Tips for measuring induration from a TST
- Do not measure erythema, or redness
- If the precise edge of the induration is difficult to feel, you can push the tip of a ballpoint pen at a 45° angle toward the injection site
- A caliper or a
flexible ruler is recommended for more precise readings
- Induration should be measured across the forearm, perpendicular to its long axis.
- TST reaction should be read between 48 and 72 hours after administration.
TB-UP Program
The Tuberculosis Diagnostic and Treatment Services for Uninsured Persons (TB-UP) Program is a Ministry of Health program that aims to facilitate the early diagnosis of tuberculosis and initiation of treatment (as required) for uninsured persons living in or visiting Ontario who are not covered by the Ontario Health Insurance Plan, Interim Federal Health or any
other health insurance plan.
- Patients who are not covered by any public / private medical health insurance for tuberculosis services and one of the following are eligible for this program:
- An active or potential case of tuberculosis (pulmonary or extra-pulmonary)

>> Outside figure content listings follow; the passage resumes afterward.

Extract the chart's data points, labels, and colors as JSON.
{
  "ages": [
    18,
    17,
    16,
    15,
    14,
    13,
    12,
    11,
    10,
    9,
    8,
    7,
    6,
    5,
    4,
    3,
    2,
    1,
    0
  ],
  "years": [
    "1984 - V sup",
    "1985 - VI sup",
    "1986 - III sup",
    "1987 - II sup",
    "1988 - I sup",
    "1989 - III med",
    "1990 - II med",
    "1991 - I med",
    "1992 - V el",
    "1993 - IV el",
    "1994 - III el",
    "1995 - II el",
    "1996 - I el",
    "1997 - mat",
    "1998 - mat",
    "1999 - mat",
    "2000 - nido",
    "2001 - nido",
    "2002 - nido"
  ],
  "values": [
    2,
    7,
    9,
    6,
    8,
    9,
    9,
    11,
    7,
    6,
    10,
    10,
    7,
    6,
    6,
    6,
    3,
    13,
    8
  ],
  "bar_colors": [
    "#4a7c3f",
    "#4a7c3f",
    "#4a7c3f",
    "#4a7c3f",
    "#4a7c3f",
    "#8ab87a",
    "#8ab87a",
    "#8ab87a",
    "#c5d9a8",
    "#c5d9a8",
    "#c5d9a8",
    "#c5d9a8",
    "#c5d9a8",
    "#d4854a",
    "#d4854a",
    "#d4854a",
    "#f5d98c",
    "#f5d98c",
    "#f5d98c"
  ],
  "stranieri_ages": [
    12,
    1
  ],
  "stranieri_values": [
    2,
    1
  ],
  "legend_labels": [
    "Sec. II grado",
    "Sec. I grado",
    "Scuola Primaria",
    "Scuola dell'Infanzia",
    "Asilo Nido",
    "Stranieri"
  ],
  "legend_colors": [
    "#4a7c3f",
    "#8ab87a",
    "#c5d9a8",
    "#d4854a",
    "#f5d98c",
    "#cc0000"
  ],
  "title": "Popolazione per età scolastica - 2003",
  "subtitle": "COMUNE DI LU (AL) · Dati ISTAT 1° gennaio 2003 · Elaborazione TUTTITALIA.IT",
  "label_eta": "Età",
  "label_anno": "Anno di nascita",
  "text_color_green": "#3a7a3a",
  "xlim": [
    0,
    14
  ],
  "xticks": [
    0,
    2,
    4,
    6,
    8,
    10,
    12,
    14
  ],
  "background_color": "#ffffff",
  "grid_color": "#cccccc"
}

- A contact of an active tuberculosis disease case
- At high-risk of developing active tuberculosis disease (see “Table 2. Risk of TB disease and the incidence rate ratio of TB disease among different populations stratified by risk” in CTBS, 8th Edition; Chapter 4: Diagnosis of tuberculosis infection)
To register an eligible patient, contact the Infectious Disease (ID) Program at 905-688-8248 ext. 7330 before giving service. The Ministry of Health will not issue retroactive payments.